Mise à jour du 30 septembre 2025 - L'annonce d'ÖBB ne s'est pas faite attendre : la compagnie autrichienne a déjà annoncé que les trains de nuit Paris-Vienne et Berlin-Paris s’arrêteront à partir du 14 décembre 2025. Mais ne perdons pas espoir pour autant et continuons à mettre suffisamment de pression du côté français : face à la demande, la ligne pourrait survivre, voire revenir plus tard. C'est ce qui s'est déjà passé en France concernant la ligne Paris-Perpignan-Portbou : la mobilisation a été telle que même après l'arrêt de la ligne, un accord a été annoncé quelques jours plus tard pour relancer la liaison. Ce que tu peux faire ? Signer et partager la pétition autant que possible !
Rien n’est encore joué. Si les trains de nuit Paris–Berlin et Paris–Vienne s’arrêteront peut-être le 14 décembre 2025, la bataille n’est pas perdue pour autant. D’abord, il est encore possible que la ligne ne s’arrête pas en décembre, même si chaque jour qui passe rend cette hypothèse moins probable.
“Pour cela il faudrait une décision imminente des autorités françaises, en raison des délais nécessaires pour réserver les sillons et organiser l’exploitation de la ligne”, nous explique Alexis Chailloux, responsable aérien et ferroviaire du Réseau Action Climat.
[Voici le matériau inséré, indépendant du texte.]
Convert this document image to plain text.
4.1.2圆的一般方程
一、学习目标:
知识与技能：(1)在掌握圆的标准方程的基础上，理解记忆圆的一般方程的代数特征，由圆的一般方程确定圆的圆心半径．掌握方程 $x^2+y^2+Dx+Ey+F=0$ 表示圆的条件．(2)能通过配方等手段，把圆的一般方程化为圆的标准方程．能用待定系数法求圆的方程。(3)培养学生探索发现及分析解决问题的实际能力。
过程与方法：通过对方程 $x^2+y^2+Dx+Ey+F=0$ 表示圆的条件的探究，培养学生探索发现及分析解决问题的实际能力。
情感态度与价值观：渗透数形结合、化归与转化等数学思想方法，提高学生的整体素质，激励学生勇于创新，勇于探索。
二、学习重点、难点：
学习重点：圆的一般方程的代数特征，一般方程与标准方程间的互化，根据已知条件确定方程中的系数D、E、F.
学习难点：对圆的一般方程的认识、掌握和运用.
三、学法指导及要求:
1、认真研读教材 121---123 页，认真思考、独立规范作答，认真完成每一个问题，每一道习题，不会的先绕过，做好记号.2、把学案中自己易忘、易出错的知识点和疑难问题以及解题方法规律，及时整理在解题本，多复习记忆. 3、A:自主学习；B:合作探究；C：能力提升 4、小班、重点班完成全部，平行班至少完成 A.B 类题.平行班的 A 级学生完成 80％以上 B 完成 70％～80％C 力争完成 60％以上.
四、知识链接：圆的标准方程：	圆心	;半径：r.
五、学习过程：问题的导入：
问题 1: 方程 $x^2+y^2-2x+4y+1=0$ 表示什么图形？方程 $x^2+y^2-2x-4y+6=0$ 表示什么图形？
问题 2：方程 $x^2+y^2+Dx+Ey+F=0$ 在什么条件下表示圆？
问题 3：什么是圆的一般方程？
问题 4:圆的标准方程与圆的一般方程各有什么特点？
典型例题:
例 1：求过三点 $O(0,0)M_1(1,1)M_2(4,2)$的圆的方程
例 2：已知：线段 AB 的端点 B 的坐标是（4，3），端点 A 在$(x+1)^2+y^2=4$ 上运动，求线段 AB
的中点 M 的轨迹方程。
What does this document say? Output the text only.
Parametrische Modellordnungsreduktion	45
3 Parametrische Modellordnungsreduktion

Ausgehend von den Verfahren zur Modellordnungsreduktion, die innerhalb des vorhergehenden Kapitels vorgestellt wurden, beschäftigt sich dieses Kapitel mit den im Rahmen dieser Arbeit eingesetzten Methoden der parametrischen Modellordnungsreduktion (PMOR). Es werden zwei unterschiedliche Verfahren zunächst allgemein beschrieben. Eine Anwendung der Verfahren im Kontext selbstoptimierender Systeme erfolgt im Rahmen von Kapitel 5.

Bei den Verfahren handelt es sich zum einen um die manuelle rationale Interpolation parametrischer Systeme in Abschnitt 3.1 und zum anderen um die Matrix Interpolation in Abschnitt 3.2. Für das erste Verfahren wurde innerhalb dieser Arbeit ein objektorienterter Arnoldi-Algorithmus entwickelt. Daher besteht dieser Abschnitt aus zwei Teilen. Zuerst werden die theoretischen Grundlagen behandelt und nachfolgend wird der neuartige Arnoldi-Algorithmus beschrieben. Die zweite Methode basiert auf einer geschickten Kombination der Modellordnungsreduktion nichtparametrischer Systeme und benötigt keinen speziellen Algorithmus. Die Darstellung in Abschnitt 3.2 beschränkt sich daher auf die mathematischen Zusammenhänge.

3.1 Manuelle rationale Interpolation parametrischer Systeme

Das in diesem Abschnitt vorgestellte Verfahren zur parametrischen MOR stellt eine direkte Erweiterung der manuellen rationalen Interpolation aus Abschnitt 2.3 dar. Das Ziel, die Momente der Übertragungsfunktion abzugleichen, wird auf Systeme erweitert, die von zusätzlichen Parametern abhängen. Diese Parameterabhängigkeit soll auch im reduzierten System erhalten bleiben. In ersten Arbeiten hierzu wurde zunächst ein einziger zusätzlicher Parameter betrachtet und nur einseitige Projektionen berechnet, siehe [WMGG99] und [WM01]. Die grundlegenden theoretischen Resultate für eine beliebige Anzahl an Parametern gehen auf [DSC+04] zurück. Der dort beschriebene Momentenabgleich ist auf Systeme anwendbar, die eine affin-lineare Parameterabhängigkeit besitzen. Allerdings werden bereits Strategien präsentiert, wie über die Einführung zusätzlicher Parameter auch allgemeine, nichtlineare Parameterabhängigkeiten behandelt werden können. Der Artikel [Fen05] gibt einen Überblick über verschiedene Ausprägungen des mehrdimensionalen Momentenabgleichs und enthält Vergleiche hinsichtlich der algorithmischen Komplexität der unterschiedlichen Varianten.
Mais surtout, le ministère des Transports a laissé la porte ouverte à une discussion budgétaire au Parlement : un budget d’environ 5 millions d’euros pourrait encore permettre de sauver les lignes.
Les deux prochains mois (novembre - décembre 2025) seront donc déterminants : les arbitrages budgétaires se jouent en ce moment même. Raison de plus pour agir maintenant.
« C’est maintenant que tout se décide. Si les parlementaires rétablissent la subvention dans le cadre du budget 2026, les trains pourraient rouler à nouveau dès le début d’année 2026, et éviter ainsi une rupture de service trop longue. » - Alexis Chailloux (Réseau Action Climat).
La mobilisation citoyenne est plus cruciale que jamais : au 23 octobre 2025, plus de 85 000 personnes ont déjà signé la pétition. L'objectif ? Atteindre rapidement les 100 000 signatures pour faire pencher la balance.
L’arrivée imminente de Jean Castex à la tête de la SNCF (nomination validée par le Parlement, prise de fonctions imminente) apporte aussi une lueur d’espoir. Lors de ses auditions parlementaires, il a affirmé son ambition pour la relance des trains de nuit, et a même spécifiquement mentionné devant l’Assemblée Nationale le 22 octobre que les lignes Paris-Berlin et Paris-Vienne feraient partie de ses “premiers sujets” lors de sa prise de poste.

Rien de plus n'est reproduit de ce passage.